SUR LA THÈSE D’UN COMPLOT OU LA PRÉSENCE D’UN COMPLICE

Dominique Strauss-Kahn a utilisé le sous-entendu et pointé que le procureur avait pointé ce qu’il appelle une « zone d’ombre ». Il oriente les soupçons vers l’hôtel Sofitel, sans pour autant le nommer :

« A la page 12 de ce rapport, le procureur dit que des informations ont été données à Kenneth Tompson, l’avocat de Nafissatou Diallo, sur les circulations dans l’hôtel et il dit : ‘ça n’est pas nous, nous procureur, qui l’avons donné’. »
C’est en effet ce qu’on trouve à la page 12 du rapport, sans que cela soit souligné ni lié à une complicité potentielle :

« La plaignante ayant affirmé qu’elle était entrée dans la chambre 2820, le cabinet du procureur a obtenu l’enregistrement électronique des badges de cette chambre. Ces enregistrements, qui ont aussi été donnés à l’avocat de la plaignante par quelqu’un d’extérieur à ce bureau, indiquent que la plaignante est entrée dans la chambre 2820 à 12h26, et est aussi entrée dans la suite de l’accusé à la même minute (12h26). »

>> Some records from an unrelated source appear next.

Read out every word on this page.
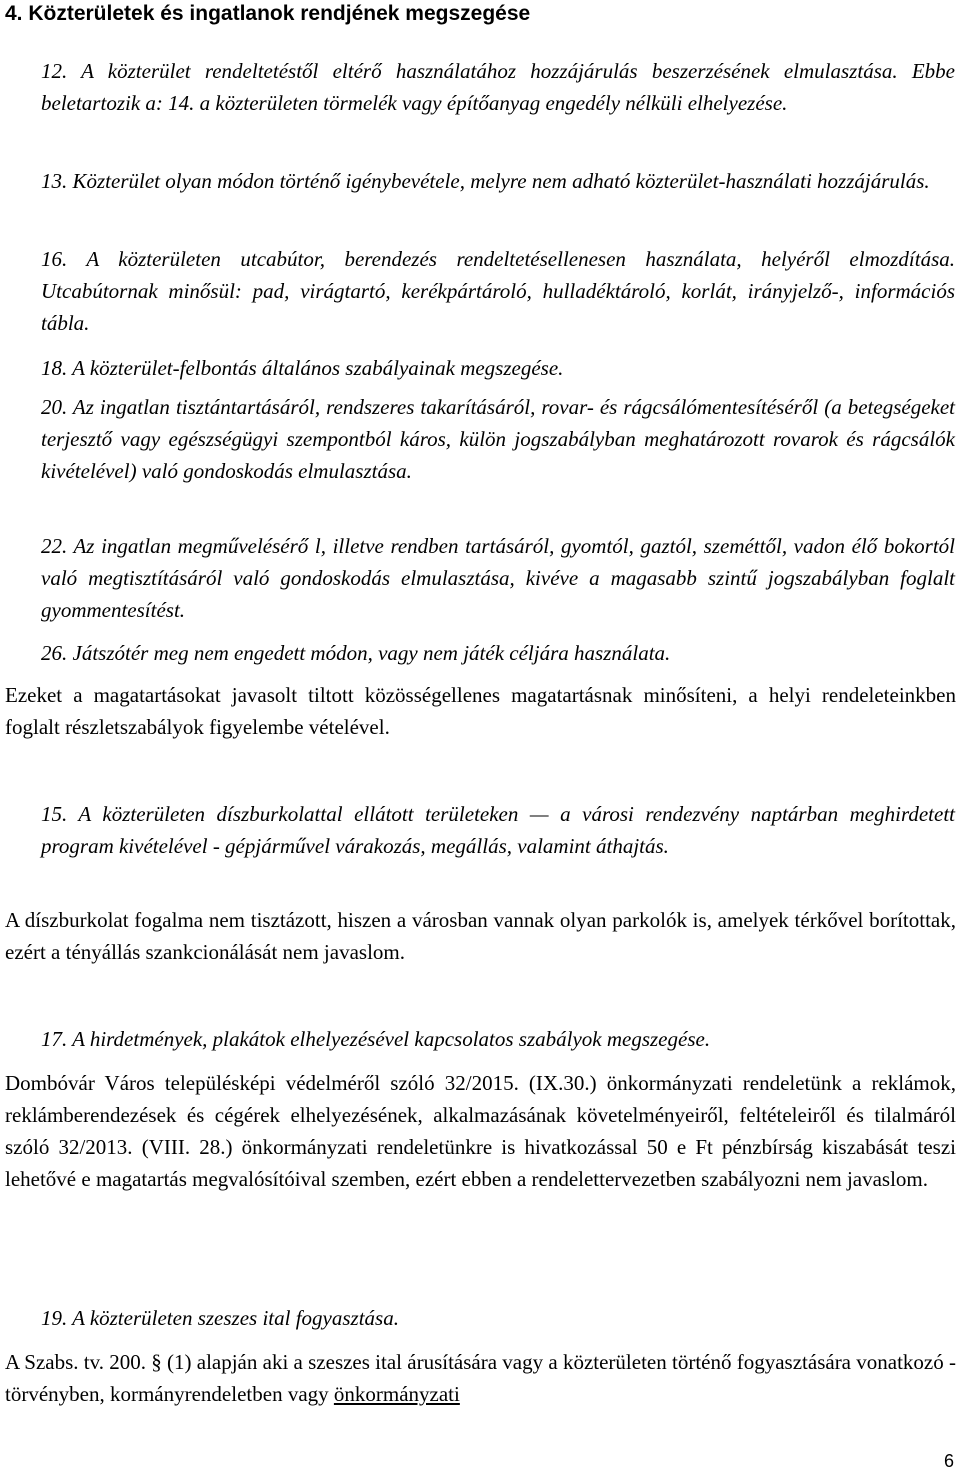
4. Közterületek és ingatlanok rendjének megszegése

12. A közterület rendeltetéstől eltérő használatához hozzájárulás beszerzésének elmulasztása. Ebbe beletartozik a: 14. a közterületen törmelék vagy építőanyag engedély nélküli elhelyezése.

13. Közterület olyan módon történő igénybevétele, melyre nem adható közterület-használati hozzájárulás.

16. A közterületen utcabútor, berendezés rendeltetésellenesen használata, helyéről elmozdítása. Utcabútornak minősül: pad, virágtartó, kerékpártároló, hulladéktároló, korlát, irányjelző-, információs tábla.

18. A közterület-felbontás általános szabályainak megszegése.

20. Az ingatlan tisztántartásáról, rendszeres takarításáról, rovar- és rágcsálómentesítéséről (a betegségeket terjesztő vagy egészségügyi szempontból káros, külön jogszabályban meghatározott rovarok és rágcsálók kivételével) való gondoskodás elmulasztása.

22. Az ingatlan megművelésérő l, illetve rendben tartásáról, gyomtól, gaztól, szeméttől, vadon élő bokortól való megtisztításáról való gondoskodás elmulasztása, kivéve a magasabb szintű jogszabályban foglalt gyommentesítést.

26. Játszótér meg nem engedett módon, vagy nem játék céljára használata.

Ezeket a magatartásokat javasolt tiltott közösségellenes magatartásnak minősíteni, a helyi rendeleteinkben foglalt részletszabályok figyelembe vételével.

15. A közterületen díszburkolattal ellátott területeken — a városi rendezvény naptárban meghirdetett program kivételével - gépjárművel várakozás, megállás, valamint áthajtás.

A díszburkolat fogalma nem tisztázott, hiszen a városban vannak olyan parkolók is, amelyek térkővel borítottak, ezért a tényállás szankcionálását nem javaslom.

17. A hirdetmények, plakátok elhelyezésével kapcsolatos szabályok megszegése.

Dombóvár Város településképi védelméről szóló 32/2015. (IX.30.) önkormányzati rendeletünk a reklámok, reklámberendezések és cégérek elhelyezésének, alkalmazásának követelményeiről, feltételeiről és tilalmáról szóló 32/2013. (VIII. 28.) önkormányzati rendeletünkre is hivatkozással 50 e Ft pénzbírság kiszabását teszi lehetővé e magatartás megvalósítóival szemben, ezért ebben a rendelettervezetben szabályozni nem javaslom.

19. A közterületen szeszes ital fogyasztása.

A Szabs. tv. 200. § (1) alapján aki a szeszes ital árusítására vagy a közterületen történő fogyasztására vonatkozó - törvényben, kormányrendeletben vagy önkormányzati

6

Par ailleurs, le rapport du procureur Vance cite aussi l’acte d’accusation qui a mené à l’inculpation de l’accusé. Il rappelle que le témoignage de la plaignante était dans un premier temps considéré comme crédible. Il souligne également que rien ne prouve qu’elle ait prémédité quoi que ce soit, ni prévu le déroulé des événements :

« Des preuves montrent enfin que la plaignante n’avait pas connaissance au préalable du séjour de l’accusé à l’hôtel, ce qui lui aurait permis d’organiser une rencontre entre eux, et qu’elle est entrée dans la suite de l’accusé pensant qu’elle était vide. D’autres preuves étaient cohérentes avec l’idée d’une relation sexuelle non-consentie entre la plaignante et l’accusé. »
SUR LES CONCLUSIONS DU RAPPORT

Dominique Strauss-Kahn a dit :

« Le procureur a dit : puisqu’il n’y a plus aucune accusation qui tienne, ni preuve matérielle, ni déclaration crédible, alors on ne peut que renoncer. »
C’est en effet ce que dit le rapport du procureur dit en substance, affirmant qu’on ne peut savoir ce qui s’est « véritablement » passé :

« Parce que nous ne pouvons pas donner du crédit au témoignage de la plaignante au-delà d’un doute raisonnable, nous ne pouvons demander à un jury de faire de même. Les preuves restantes sont insuffisantes pour justifier les poursuites criminelles. Nous sommes par conséquent obligés, au regard de questions aussi bien légales qu’éthiques, de nous diriger vers le non-lieu. »
« Notre scepticisme vis-à-vis de la crédibilité de la plaignante nous rend incapables de savoir ce qui s’est véritablement passé dans la suite de l’accusé, le 14 mai 2011, et empêche donc de continuer les poursuites judiciaires. »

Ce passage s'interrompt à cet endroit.